What we really want is the best of both worlds, and every day that passes we get closer to it. Days like yesterday are bittersweet. We learned a lot, but it came at the expense of a service disruption to the very people we're doing this for. Not acceptable.

Going Forward

Here are the steps we're taking to improve our service in light of this incident:

  • We're beefing up our internal monitoring stack. This work is already in progress, and had it been in place yesterday we could have isolated the bad operation much more quickly.
  • We're isolating deletes from other operations. Deletes have a different resource utilization pattern than other operations and by putting them in their own topology we can better cater to that. All while avoiding unintended consequences to other workloads.
  • We're building tools that let us shuffle around workloads in real-time in response to internal and external conditions. Today, shuffling workloads around to different topologies requires deploying code, which means minutes can pass before changes take effect. In the future changes (and resolutions) will be near-instant.

Of course the end goal of these changes is that you, the customer, never have to worry about any of them! All we want you to do is enjoy a performant, highly available service.

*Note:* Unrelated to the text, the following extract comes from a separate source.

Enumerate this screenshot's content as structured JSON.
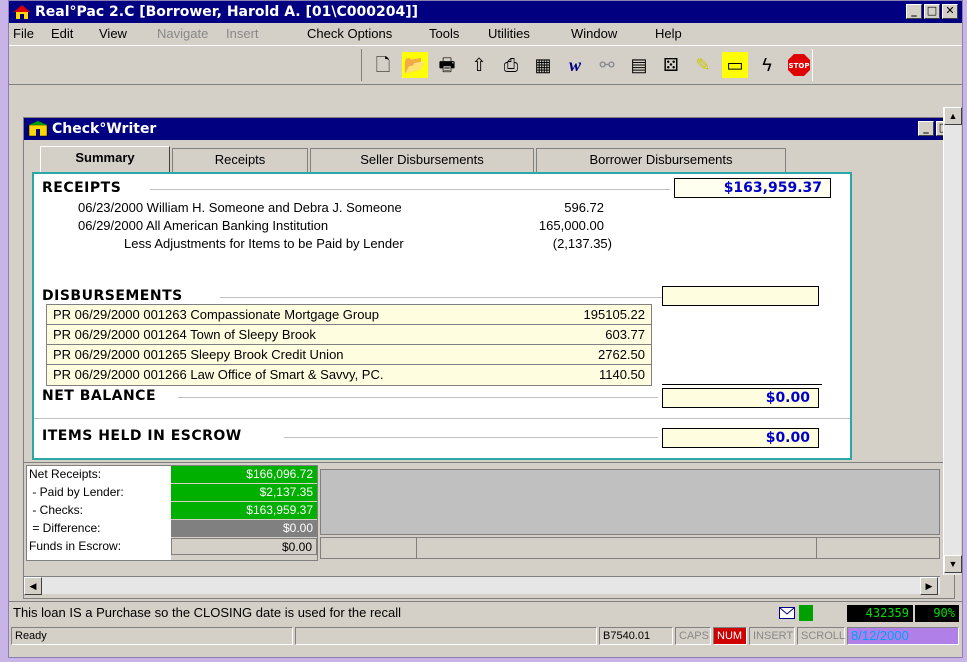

But inevitably creating technology and pushing boundaries means a few things will break here and there. When it does, know that we'll be transparent, responsive, and eager to improve.

Thanks

I apologize for yesterday's disruption, thank you for your patience, and look forward to updating you as the improvements we've planned go into effect.

-Josh

Posted Mar 12, 2014 - 14:47 PDT

Resolved
Everything is back to normal. Queries are functioning normally across all data centers. Apologies for any inconvenience.
Posted Mar 11, 2014 - 15:07 PDT
Monitoring
We have the isolated the problem and applied a temporary fix. Some users may still see increased latency for queries. We're monitoring for now while we apply a complete fix.
Posted Mar 11, 2014 - 13:03 PDT
Investigating
One of our data centers is experiencing instability in queries. We're investigating the issue -- data recording is unaffected.